It is so easy to be frightened and discouraged. If we sit and watch the news we can be frightened and discouraged by so much violence, contention, natural disasters, a culture against our moral principles, the political situation and so many other things. In many places, immigrants are not welcome and they are frightened and discouraged by the attitudes that they find in their neighbors, colleagues at work and sometimes including in their own parishes. In addition, those who do not have documents feel insecure thinking that at any moment they can be separated from their family and friends, deported back to their home countries. In our personal lives there is also much that can frighten and discourage us, such as bad news from the doctor, our loved ones’ illnesses, conflicts between family members, lack of economic resources, children’s behavior, or not being able to balance all of our responsibilities. Sometimes it all seems like a burden that is too heavy.
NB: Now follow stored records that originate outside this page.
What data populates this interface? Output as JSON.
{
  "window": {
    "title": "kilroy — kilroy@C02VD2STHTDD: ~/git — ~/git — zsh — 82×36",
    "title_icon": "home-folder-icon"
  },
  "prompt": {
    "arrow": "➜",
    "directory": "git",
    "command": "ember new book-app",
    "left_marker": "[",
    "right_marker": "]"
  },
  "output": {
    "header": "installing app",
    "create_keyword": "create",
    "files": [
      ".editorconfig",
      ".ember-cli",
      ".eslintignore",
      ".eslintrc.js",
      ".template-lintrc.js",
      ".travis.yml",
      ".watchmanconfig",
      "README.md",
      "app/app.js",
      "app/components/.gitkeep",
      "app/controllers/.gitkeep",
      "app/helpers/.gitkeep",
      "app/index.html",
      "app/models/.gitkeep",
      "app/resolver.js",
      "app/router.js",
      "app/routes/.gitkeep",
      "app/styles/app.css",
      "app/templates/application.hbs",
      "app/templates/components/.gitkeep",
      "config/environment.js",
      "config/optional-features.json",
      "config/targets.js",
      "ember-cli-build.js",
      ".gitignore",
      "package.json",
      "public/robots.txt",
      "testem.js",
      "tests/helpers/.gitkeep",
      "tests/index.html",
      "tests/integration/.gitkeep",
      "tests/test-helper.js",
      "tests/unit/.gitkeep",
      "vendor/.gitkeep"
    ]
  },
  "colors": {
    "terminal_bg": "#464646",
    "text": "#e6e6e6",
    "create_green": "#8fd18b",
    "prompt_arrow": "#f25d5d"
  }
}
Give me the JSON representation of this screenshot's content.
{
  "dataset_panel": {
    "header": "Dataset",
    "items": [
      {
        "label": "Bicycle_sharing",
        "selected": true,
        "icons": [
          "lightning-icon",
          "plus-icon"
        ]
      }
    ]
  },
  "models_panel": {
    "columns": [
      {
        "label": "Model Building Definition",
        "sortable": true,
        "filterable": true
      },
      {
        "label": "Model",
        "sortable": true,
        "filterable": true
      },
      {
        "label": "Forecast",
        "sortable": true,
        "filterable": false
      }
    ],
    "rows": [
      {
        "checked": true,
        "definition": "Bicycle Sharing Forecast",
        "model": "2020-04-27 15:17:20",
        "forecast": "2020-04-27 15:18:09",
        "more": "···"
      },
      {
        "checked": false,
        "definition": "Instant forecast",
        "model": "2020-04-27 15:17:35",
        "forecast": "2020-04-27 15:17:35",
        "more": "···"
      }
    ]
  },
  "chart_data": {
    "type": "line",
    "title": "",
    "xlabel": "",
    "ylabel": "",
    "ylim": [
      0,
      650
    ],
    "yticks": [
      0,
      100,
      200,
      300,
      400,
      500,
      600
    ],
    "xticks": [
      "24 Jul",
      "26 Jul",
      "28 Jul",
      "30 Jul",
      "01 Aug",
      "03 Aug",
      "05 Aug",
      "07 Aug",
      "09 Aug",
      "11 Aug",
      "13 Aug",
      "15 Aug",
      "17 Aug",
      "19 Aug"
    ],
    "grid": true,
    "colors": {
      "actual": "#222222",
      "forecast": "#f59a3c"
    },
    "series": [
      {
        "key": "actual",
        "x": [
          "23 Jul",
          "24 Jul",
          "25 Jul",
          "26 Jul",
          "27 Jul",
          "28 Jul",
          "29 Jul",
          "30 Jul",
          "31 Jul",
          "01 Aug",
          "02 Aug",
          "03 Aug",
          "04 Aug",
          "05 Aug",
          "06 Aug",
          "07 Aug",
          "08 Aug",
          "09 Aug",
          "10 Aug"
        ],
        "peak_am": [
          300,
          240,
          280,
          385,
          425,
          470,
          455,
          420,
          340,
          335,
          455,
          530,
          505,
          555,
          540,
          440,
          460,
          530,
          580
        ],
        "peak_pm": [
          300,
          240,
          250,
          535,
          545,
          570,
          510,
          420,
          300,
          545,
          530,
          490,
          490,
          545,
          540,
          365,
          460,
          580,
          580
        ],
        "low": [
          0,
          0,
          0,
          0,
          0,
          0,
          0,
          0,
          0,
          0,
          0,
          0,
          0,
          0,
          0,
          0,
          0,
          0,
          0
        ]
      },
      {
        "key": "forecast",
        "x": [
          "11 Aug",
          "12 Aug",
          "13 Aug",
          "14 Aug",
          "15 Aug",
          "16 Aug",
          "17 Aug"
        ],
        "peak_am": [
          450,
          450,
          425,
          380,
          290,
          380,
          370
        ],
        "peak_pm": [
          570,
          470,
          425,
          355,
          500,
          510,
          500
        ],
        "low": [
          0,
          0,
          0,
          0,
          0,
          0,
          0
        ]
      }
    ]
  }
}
In the New Testament we can see the afflictions of the early Church. Jesus’ disciples and those who were baptized in the first years of the Church suffered every kind of difficulties. They lived in a very difficult political situation; they were persecuted for being Christians; when they converted many lost their friends and family; and there were fights between the Christian communities. In the texts from the Second Letter of St. Paul to the Corinthians that we read this month, we see that there was conflict between the apostle and members of that community; although St. Paul defends himself from the accusations of some, at the same time he is encouraging the faithful and reminding them of the paradox of the Christian life: from suffering comes glory.
St. Paul teaches us that we should not be frightened or discouraged by the afflictions and suffering that we go through here on earth. Even though our Christian faith is lived here, it has a greater purpose. Our recompense comes from above. Instead of getting frightened and discouraged, our faith in Jesus Christ gives us a new perspective, just like a pregnant woman who endures the difficulties of pregnancy and the pain of birth, because she looks to what is unseen and that surpasses the suffering.
Compared with eternity, our suffering is only momentary. In spite of what we see on the news and what we are going through in the community, in our family and our personal life, if we look to God, he renews our inner self day by day. God acts in our lives and converts our suffering into glory. As Christians we have an eternal fount that fills us with strength and hope. We are joyful, not because of what is seen here on earth, but rather because we know that God has already conquered death and sin; we are joyful because of what is unseen and what is eternal.